- 生龍活虎小英雄
- Directed by: Ng See-yuen
- Starring: Leung Siu-lung Yuen San Wong Mang Hoi Hon Kwok Choi Hu Chin Nam Seok Hoon
- Distributed by: The Eternal Film H.K. Co.
- Release date: 10 December 1975 (Hong Kong);
- Running time: 103 minutes
- Language: Mandarin

= Bruce Lee, D-Day at Macao =

1975 Hong Kong film by Ng See-yuen

Little Superman (Chinese: 生龍活虎小英雄, also known as Kung Fu Superman!, Fists Of Vengeance or Bruce Lee, D-Day at Macao.) is 1975 Hong Kong martial art movie directed by Ng See-yuen and starring Leung Siu-lung.

==Plot==

During World War II, the Japanese military realizes that the Chinese government has stolen a secret Japanese military plan and Colonel Keno has been sent to Hong Kong to find the secret plan. Meanwhile, the Chinese officer Colonel Wong is ambushed and he must rely on his old friend Pang and his gang to put an end to a Japanese and send the plans to Hong Kong.
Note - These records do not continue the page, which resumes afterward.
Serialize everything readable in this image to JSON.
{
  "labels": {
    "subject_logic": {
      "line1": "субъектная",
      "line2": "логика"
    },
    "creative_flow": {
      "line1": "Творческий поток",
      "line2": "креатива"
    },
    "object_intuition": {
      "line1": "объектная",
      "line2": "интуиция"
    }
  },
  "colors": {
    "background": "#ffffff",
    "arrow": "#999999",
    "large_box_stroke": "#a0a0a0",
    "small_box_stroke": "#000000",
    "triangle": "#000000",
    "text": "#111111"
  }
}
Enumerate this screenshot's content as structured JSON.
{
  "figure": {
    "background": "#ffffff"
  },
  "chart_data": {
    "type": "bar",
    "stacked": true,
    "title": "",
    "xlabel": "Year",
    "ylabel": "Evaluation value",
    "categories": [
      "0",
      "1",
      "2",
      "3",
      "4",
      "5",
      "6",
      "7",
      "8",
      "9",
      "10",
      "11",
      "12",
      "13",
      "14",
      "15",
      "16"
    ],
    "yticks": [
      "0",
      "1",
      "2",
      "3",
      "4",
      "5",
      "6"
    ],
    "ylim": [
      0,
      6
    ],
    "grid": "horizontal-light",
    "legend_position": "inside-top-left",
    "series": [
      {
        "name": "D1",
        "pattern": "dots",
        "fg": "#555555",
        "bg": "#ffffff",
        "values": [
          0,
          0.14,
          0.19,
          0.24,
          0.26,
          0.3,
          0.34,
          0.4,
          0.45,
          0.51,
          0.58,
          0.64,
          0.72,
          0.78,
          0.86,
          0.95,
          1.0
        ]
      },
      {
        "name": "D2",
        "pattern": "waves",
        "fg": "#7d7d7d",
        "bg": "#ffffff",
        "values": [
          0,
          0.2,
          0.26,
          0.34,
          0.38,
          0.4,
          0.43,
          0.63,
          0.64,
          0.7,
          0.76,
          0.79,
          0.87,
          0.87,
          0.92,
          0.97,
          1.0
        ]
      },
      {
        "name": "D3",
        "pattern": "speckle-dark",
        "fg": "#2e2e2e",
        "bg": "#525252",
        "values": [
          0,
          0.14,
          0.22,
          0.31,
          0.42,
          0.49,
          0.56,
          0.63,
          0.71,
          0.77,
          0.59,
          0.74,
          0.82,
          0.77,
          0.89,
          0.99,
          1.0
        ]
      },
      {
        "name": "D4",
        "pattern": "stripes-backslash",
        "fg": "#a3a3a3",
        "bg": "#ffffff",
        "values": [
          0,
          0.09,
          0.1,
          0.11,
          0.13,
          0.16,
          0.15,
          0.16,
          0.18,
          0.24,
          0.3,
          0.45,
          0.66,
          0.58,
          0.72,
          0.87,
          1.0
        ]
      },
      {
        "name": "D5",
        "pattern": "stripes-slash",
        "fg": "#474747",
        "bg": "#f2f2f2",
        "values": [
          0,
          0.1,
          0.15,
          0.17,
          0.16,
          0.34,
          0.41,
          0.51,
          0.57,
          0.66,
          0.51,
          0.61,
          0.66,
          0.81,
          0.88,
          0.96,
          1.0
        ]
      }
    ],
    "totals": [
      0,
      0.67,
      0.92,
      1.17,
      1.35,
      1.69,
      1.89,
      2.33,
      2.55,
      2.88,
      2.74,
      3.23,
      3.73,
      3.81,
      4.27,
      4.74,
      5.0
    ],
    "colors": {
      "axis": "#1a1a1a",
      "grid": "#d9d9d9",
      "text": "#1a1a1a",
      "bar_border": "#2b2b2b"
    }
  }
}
Wong makes a deal and Pang and his gang help him to find the plan.

==Cast==

- Leung Siu Lung as Pang Sifu (as Bruce Liang)
- Wong Yuen San as Colonel Huang Yi Qing
- Mang Hoi as Monkey (Pang's gang)
- Nam Seok Hoon as Japanese Colonel Kino
- Hu Chin as Hooker Hong Mei (as Woo Gam)
- Hon Kwok Choi as Shoeshine (Pang's gang)
- Ng Ming-Choi as Mang Gong-Bing (Pang's gang)
- Wang Yuen-Tai as Slingshot kid Salto Prince (Pang's gang)
- Suen Lam as Traitor Liu Xin Chau (Colonel Keno's assistant)
- Le Ka Ting as Otto (Colonel Keno's thug)
- Richard Cheung Kuen as Colonel Keno's thug
- Peter Chan Lung as Keto (Colonel Keno's thug)
- John Cheung Ng Long as Pipa Artist Patriot
- Lau Lee Lee as Pipa Artist's Daughter
- Ho Gwong-Ming as Wong's Partner
- Chan Lau as Disguised Thug attacking Monkey and Shoeshine (uncredited)
- Lam Hak Ming (extra)
- Leung Siu Hung (extra)
- Yeung Sai Gwan (extra)

==Trivia==

- This was a Leung Siu-Lung's first movie which he appeared as a major starring role and also it was a film that gained him recognition as a kung fu star.
- The movie was originally produced in 1972. However opening to the public is 1975.
- The movie has nothing to do with Bruceploitation genre although it mentions Bruce Lee on the title.
- This Movie is just like in the Asia Television Limited TV series in Hong Kong As Titled The Legendary Fok.